“No, you can’t” echoed Agony soberly.
CHAPTER XIII
THEIR NATIVE WILDS
Miss Judy’s hat was more or less a barometer of the state of her emotions. Worn far back on her head with its brim turned up, it indicated that she was at peace with all the world and upon pleasure bent; tipped over one ear, it denoted intense preoccupation with business affairs; pulled low over her eyes, it was a sign of extreme vexation. This morning the hat was pulled so far down over her face that only the tip of her chin was visible. Katherine, stopping to help her run a canoe up on the bank after swimming hour, noticed the unnecessary vehemence of her movements, and asked mildly as to the cause.
Miss Judy replied with a single explosive exclamation of “Monty!”

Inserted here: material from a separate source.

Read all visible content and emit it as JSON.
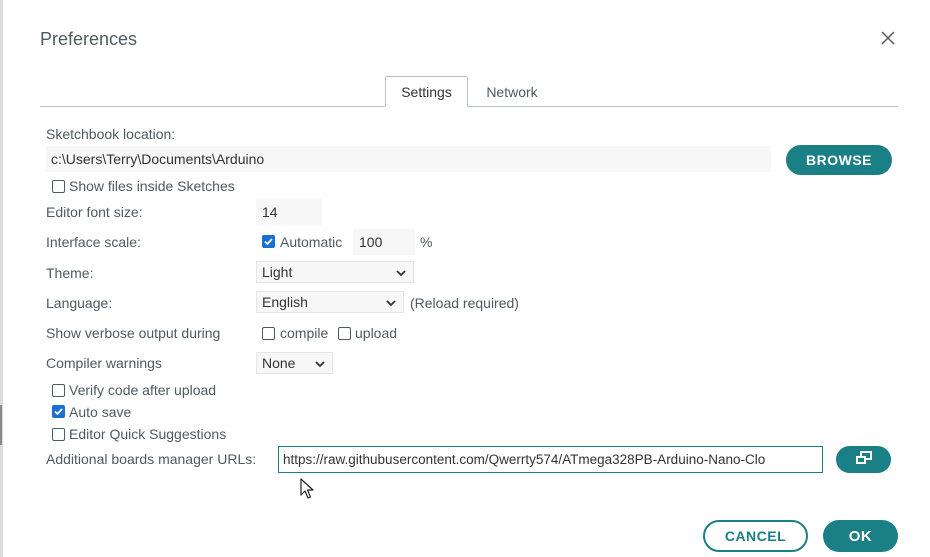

“Monty!” Katherine echoed inquringly. “What’s that?”
“You’re right, it is a ’what’,” replied Miss Judy emphatically, “although it usually goes down in the catalog as a ‘who.’ It’s my cousin, Egmont Satter-white,” she continued in explanation. “He’s coming to pay us a visit at camp.”
“Yes,” said Katherine. “What is he like?”
“Like?” repeated Miss Judy derisively. “He’s like the cock who thought the sun didn’t get up until he crowed—so conceited; only he goes still farther. He doesn’t see what need there is for the sun at all while he is there to shed his light. He’s the only child of his adoring mother, and she’s cultivated him like a rare floral specimen; private tutors and all that sort of thing. Now he’s learned everything there is to know, and he’s ready to write a book. He regards his fellow creatures as quaint and curious specimens, ’rather diverting for one to observe, don’t you know,’ but not at all important. I suppose he’s going to put a chapter in his book about girls, because he wrote to father and announced that he was going to run up for a week or so and observe us in our native wilds—that was the delicate way he put it. He’ll probably set down everything he sees in a notebook and then go home and solemnly write his chapter, wise as Solomon.”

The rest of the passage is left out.